In Nicaragua, state repression “has used gender as an instrument of control, humiliation and silencing,” the Group of Experts warn in its report Nicaragua: Repression in a Gender Key. They add that hundreds of opposition women have suffered discrimination, attacks and political persecution fueled by gender stereotypes and the manipulation of care roles, and deepened by social prejudices.
“The State has not only affected women, girls and LGBTIQ+ people in a differentiated way, but has also reproduced, instrumentalized and deepened structural inequalities and pre-existing gender stereotypes to punish, discipline and silence victims and to destroy networks of support, organization and resistance,” the report reads.
The use of gender as an instrument of control exposes the contradiction between official discourse and reality. Although the regime highlights its advances in women’s political representation, this participation occurs within centralized and controlled structures, with little real autonomy.
“The authorities promote a traditional model of women associated with motherhood, family and obedience, while they stigmatize dissident women as a threat to the social order. This narrative has served to justify attacks against women who exercise public leadership or defend human rights,” highlights the GHREN.
Gender dimension in rapes
Among the serious human rights violations where The Expert Group identifies a gender dimension They stand out: arbitrary arrests and forced disappearances, torture and ill-treatment in places of detention, constant surveillance, harassment and defamation campaigns and the prohibition of entry into the country itself.
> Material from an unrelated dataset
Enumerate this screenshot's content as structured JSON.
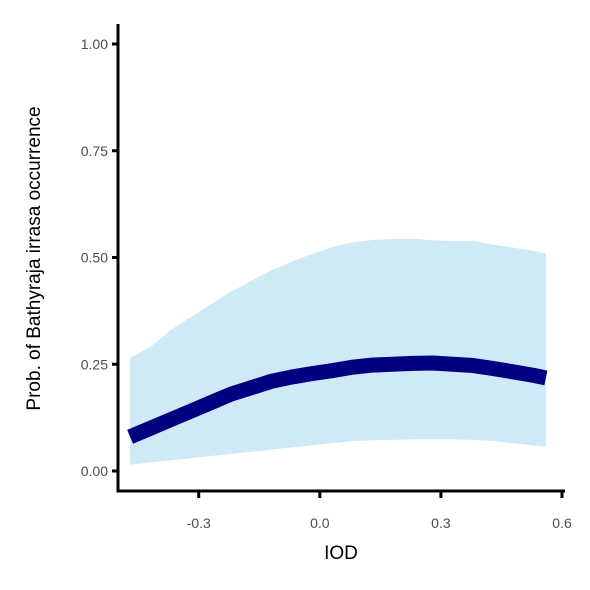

The Group values that arbitrary detentions and forced disappearances have had “specific impacts on women.” They emphasize that women opponents or perceived as such have been subjected to processes without guarantees, isolation, unfounded charges and stigmatization based on gender roles.
These violations “interrupted professional careers, dismantled families and separated mothers from their sons and daughters. They also affected women who were searching for detained or missing relatives, who visited detention centers or who demanded justice. These women were harassed, watched and threatened,” the report highlights.
The GHREN also highlights that torture and ill-treatment in places of detention included “clear forms of sexual and gender-based violence, including rape.”
They add that detained women frequently highlight that they were subjected to sexist insults, threats of rape, forced nudity, sexual harassment, isolation, restriction of family visits and deprivation of adequate medical care.
“These practices sought to humiliate and punish them for their political participation and for deviating from traditional roles. Sexual violence and threats directed against their motherhood or the custody of their children deepened their psychological suffering. Relatives who visited detainees also suffered abusive searches and degrading treatment,” the report reads.
“Bad mothers”, “abortionists”, “traitors” or “enemies of the family”
For the Group of Experts, constant surveillance, harassment and smear campaigns have served to isolate and silence a large number of women inside and outside Nicaragua. “Many were called ‘bad mothers’, ‘abortionists’, ‘traitors’ or ‘enemies of the family’,” they emphasize.
Additionally, “women from the LGBTIQ+ community faced homophobic and stigmatizing attacks; while indigenous and Afro-descendant leaders also suffered due to racism against them, and the violence and impunity linked to this form of discrimination,” the report says.
Likewise, experts warn, the prohibition of entry into one’s own country, the denial of passports, expulsions, the arbitrary deprivation of nationality and the confiscation of assets have left many women in a situation of uprooting, economic precariousness, family separation and, in several cases, de facto statelessness.
Furthermore, the cancellation of nearly 300 women’s organizations and the LGBTIQ+ community “has eliminated essential spaces for protection, support and denunciation.” Many of these organizations provided legal, psychosocial, community, and sexual and reproductive health services. Its closure has disproportionately affected women, girls and LGBTIQ+ people.
For the Group, several of these violations constitute the crimes against humanity of imprisonment, torture, forced disappearance, deportation and persecution for political reasons. “Although the main reason for the persecution is political, the gender of the victims has influenced their selection by the perpetrators, the repressive methods used and the impacts suffered,” they emphasize.